🤖 AI Summary
Existing speech-driven 3D facial animation methods often rely on discrete emotion labels, which limits their ability to achieve fine-grained and continuous emotional control. To address this limitation, this work proposes a controllable speech-driven animation framework that constructs a continuous expression manifold through boundary-aware semantic embeddings and introduces an emotion consistency loss to enhance semantic alignment between generated expressions and target emotions. The proposed approach maintains high-fidelity lip synchronization while significantly improving the controllability, expressiveness, and cross-emotion generalization of facial animations.
📝 Abstract
Speech-driven 3D facial animation aims to generate realistic and expressive facial motions directly from audio. While recent methods achieve high-quality lip synchronization, they often rely on discrete emotion categories, limiting continuous and fine-grained emotional control.

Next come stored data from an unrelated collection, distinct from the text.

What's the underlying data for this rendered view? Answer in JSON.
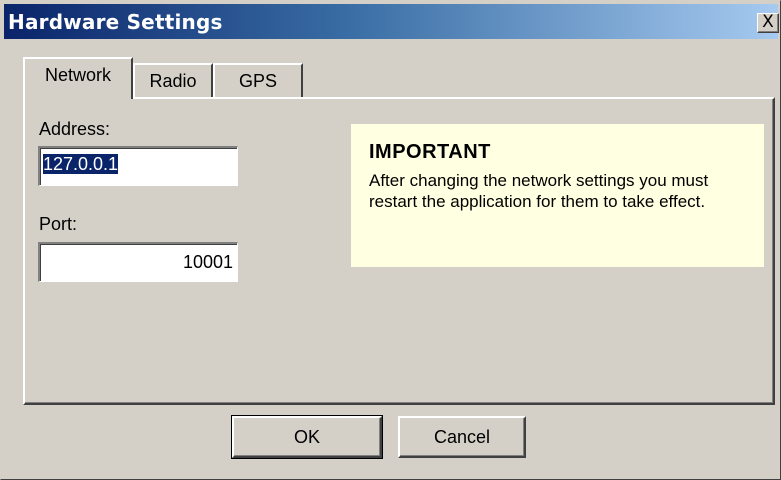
{
  "window": {
    "title": "Hardware Settings",
    "close_label": "X"
  },
  "tabs": [
    {
      "label": "Network",
      "active": true
    },
    {
      "label": "Radio",
      "active": false
    },
    {
      "label": "GPS",
      "active": false
    }
  ],
  "network": {
    "address_label": "Address:",
    "address_value": "127.0.0.1",
    "port_label": "Port:",
    "port_value": "10001"
  },
  "notice": {
    "title": "IMPORTANT",
    "body": "After changing the network settings you must restart the application for them to take effect."
  },
  "buttons": {
    "ok": "OK",
    "cancel": "Cancel"
  },
  "colors": {
    "title_start": "#0a246a",
    "title_end": "#a6caf0",
    "face": "#d4d0c8",
    "notice_bg": "#ffffe1",
    "selection": "#0a246a"
  }
}
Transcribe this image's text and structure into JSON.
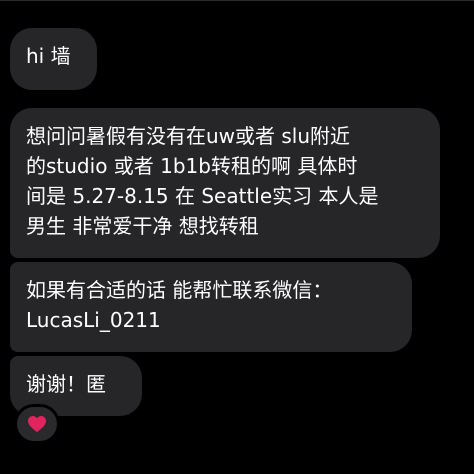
{
  "chat": {
    "messages": [
      {
        "lines": [
          "hi 墙"
        ]
      },
      {
        "lines": [
          "想问问暑假有没有在uw或者 slu附近",
          "的studio 或者 1b1b转租的啊 具体时",
          "间是 5.27-8.15 在 Seattle实习 本人是",
          "男生 非常爱干净 想找转租"
        ]
      },
      {
        "lines": [
          "如果有合适的话 能帮忙联系微信：",
          "LucasLi_0211"
        ]
      },
      {
        "lines": [
          "谢谢！匿"
        ]
      }
    ],
    "reaction": {
      "icon": "heart-icon",
      "color": "#e0245e"
    }
  },
  "colors": {
    "background": "#000000",
    "bubble": "#262629",
    "text": "#ffffff"
  }
}
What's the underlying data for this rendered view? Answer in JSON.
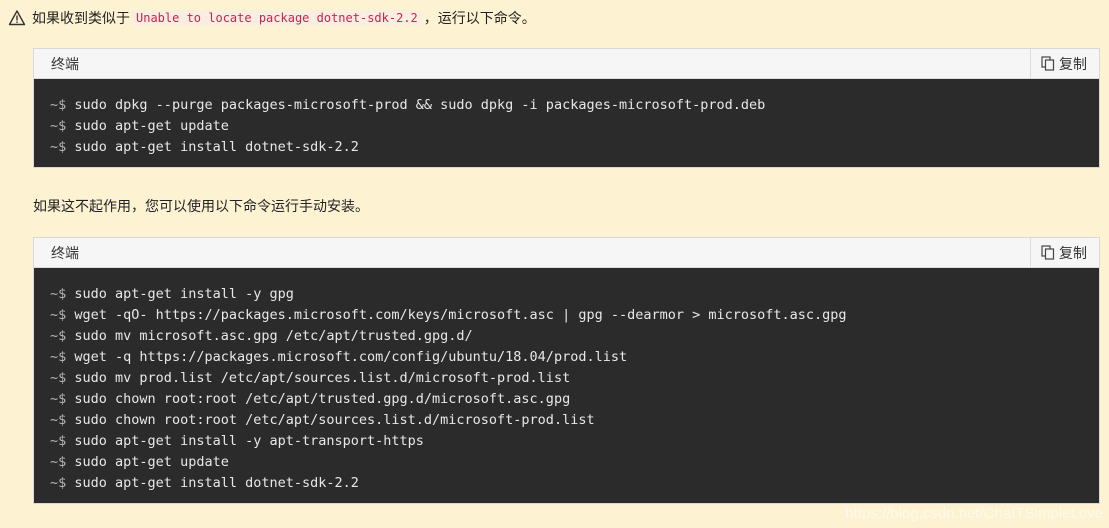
{
  "warning": {
    "icon": "warning-triangle-icon",
    "prefix": "如果收到类似于",
    "code": "Unable to locate package dotnet-sdk-2.2",
    "suffix": "，运行以下命令。"
  },
  "block1": {
    "title": "终端",
    "copy_label": "复制",
    "prompt": "~$",
    "lines": [
      "sudo dpkg --purge packages-microsoft-prod && sudo dpkg -i packages-microsoft-prod.deb",
      "sudo apt-get update",
      "sudo apt-get install dotnet-sdk-2.2"
    ]
  },
  "paragraph": "如果这不起作用，您可以使用以下命令运行手动安装。",
  "block2": {
    "title": "终端",
    "copy_label": "复制",
    "prompt": "~$",
    "lines": [
      "sudo apt-get install -y gpg",
      "wget -qO- https://packages.microsoft.com/keys/microsoft.asc | gpg --dearmor > microsoft.asc.gpg",
      "sudo mv microsoft.asc.gpg /etc/apt/trusted.gpg.d/",
      "wget -q https://packages.microsoft.com/config/ubuntu/18.04/prod.list",
      "sudo mv prod.list /etc/apt/sources.list.d/microsoft-prod.list",
      "sudo chown root:root /etc/apt/trusted.gpg.d/microsoft.asc.gpg",
      "sudo chown root:root /etc/apt/sources.list.d/microsoft-prod.list",
      "sudo apt-get install -y apt-transport-https",
      "sudo apt-get update",
      "sudo apt-get install dotnet-sdk-2.2"
    ]
  },
  "watermark": "https://blog.csdn.net/ChaITSimpleLove",
  "colors": {
    "page_bg": "#fdf3d3",
    "code_bg": "#2b2b2b",
    "inline_code": "#c7254e"
  }
}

We present EditEmoTalk, a controllable speech-driven 3D facial animation framework with continuous emotion editing. The key idea is a boundary-aware semantic embedding that learns the normal directions of inter-emotion decision boundaries, enabling a continuous expression manifold for smooth emotion manipulation. Moreover, we introduce an emotional consistency loss that enforces semantic alignment between the generated motion dynamics and the target emotion embedding through a mapping network, ensuring faithful emotional expression. Extensive experiments demonstrate that EditEmoTalk achieves superior controllability, expressiveness, and generalization while maintaining accurate lip synchronization. Code and pretrained models will be released.